Em Marte, os riscos e desafios são acrescidos. Segundo o investigador Paulo Gil, do IST, “não há ainda um método seguro” para aterrar humanos num planeta com uma “atmosfera muito ténue” e a “viagem é muito longa”, cerca de dois anos ida e volta, sendo por isso mais “potencialmente mortal”.
Devido à distância que separa Marte da Terra, a descolagem de naves só pode ser feita, em condições favoráveis, a cada dois anos, tempo que os astronautas terão de ficar no “planeta vermelho” a aguardar uma nova janela de oportunidade.
Mas tal como foi com a Lua, em 1969, a ida a Marte significará que a humanidade se desafiou a si própria, de acordo com a astrobióloga Zita Martins.
“Descobrir novos mundos, desafiarmo-nos a nós próprios, desenvolver novas tecnologias…”, enumera a professora do Instituto Superior Técnico, para quem “não há missões isoladas” porque a “ciência é internacional”.
Justificando o interesse em Marte, Zita Martins, que estuda as origens e a procura da vida, refere que o planeta “está relativamente perto do Sol”, uma “fonte de energia e nutrientes”, e que, por isso, poderá ter tido vida no passado. Acrescem ainda os indícios de água líquida encontrados à sua superfície.
Na sua autobiografia “Magnífica desolação”, Buzz Aldrin, o segundo Homem a pisar a Lua, em 21 de julho de 1969, defende a construção de uma base lunar e a exploração humana de Marte, além de voos comerciais para o espaço, e sugere um caminho: “Conhecimento, fé e compromisso”.

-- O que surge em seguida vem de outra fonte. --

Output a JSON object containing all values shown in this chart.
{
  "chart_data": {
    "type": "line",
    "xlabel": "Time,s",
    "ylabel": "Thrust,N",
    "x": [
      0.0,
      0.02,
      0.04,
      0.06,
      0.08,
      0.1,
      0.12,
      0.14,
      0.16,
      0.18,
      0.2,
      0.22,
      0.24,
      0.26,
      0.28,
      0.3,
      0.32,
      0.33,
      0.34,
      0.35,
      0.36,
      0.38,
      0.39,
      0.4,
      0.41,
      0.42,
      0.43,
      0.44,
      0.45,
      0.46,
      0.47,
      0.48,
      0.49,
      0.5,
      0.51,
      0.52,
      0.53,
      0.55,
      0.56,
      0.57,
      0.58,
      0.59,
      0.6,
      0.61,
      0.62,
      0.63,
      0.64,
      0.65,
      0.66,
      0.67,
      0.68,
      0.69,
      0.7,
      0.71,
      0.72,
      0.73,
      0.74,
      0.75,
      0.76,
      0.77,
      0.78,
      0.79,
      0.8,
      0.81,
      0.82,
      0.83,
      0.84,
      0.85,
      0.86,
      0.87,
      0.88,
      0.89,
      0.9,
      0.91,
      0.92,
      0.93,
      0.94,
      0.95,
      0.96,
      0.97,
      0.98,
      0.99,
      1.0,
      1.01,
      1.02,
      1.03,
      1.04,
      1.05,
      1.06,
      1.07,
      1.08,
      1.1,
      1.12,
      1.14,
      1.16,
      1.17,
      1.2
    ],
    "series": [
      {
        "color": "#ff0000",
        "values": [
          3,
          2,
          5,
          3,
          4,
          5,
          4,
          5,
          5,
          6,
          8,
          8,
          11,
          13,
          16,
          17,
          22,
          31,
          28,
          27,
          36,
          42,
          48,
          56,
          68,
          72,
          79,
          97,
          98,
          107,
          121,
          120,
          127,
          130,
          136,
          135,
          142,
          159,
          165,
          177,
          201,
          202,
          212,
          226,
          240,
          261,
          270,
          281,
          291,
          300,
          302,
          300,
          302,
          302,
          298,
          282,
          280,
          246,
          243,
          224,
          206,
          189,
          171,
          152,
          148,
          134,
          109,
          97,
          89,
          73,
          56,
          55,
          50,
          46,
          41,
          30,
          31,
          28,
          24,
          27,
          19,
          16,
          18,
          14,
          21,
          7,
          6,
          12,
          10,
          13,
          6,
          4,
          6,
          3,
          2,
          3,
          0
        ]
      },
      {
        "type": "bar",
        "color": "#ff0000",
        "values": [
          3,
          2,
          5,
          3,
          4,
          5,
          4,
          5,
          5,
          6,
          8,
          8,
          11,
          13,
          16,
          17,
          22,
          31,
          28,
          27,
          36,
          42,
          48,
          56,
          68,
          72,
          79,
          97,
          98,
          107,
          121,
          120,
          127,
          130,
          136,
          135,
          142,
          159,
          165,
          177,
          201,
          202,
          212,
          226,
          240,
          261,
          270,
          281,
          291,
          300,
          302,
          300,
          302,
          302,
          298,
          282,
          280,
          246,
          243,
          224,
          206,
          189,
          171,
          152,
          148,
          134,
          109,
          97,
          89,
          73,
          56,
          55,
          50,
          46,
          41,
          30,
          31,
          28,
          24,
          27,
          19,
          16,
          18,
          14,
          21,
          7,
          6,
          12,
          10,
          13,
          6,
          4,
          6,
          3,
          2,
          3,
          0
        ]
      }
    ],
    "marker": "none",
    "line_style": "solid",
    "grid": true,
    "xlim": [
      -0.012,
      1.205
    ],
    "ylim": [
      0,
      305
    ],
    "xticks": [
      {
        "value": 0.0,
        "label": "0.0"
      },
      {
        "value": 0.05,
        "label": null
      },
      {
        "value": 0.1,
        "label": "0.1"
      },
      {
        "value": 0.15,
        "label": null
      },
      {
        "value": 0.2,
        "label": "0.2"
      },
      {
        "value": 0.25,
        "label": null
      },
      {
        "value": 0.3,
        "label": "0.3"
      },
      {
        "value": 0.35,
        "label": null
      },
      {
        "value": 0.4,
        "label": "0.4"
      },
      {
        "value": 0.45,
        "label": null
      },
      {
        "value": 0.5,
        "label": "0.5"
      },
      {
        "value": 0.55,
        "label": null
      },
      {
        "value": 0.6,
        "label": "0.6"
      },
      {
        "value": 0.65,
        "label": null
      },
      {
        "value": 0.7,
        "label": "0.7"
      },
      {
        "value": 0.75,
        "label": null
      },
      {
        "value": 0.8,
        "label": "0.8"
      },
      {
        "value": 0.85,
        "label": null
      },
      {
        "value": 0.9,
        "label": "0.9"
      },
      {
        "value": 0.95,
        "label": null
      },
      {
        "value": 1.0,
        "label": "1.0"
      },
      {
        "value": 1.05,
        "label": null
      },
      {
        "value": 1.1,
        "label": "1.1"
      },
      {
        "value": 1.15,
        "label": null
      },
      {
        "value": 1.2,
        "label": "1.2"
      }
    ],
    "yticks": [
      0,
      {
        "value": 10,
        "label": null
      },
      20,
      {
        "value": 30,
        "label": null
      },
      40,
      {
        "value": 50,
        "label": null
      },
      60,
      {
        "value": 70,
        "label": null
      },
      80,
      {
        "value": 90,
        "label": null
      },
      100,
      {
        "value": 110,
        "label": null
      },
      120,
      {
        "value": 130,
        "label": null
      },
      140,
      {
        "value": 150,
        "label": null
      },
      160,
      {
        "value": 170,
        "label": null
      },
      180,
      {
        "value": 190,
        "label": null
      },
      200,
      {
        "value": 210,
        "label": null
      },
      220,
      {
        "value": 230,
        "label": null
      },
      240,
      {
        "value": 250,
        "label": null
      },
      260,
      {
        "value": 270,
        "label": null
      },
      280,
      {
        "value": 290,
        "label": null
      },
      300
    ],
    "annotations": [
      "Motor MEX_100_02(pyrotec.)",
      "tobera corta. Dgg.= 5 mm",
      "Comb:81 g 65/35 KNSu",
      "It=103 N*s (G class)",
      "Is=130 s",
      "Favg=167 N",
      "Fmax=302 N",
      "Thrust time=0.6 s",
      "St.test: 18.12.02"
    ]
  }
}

Em “Missão para Marte: a minha visão sobre a exploração espacial”, livro que publicou em 2013, mas não editado em Portugal, tal como o anterior, de 2009, o astronauta da Apollo 11 apresenta uma alternativa mais arrojada à Gateway: uma estação orbital em Phobos, a lua maior e mais próxima de Marte, de onde pudessem ser enviados veículos robóticos para o planeta ou onde funcionasse um laboratório para testar tecnologia para missões humanas.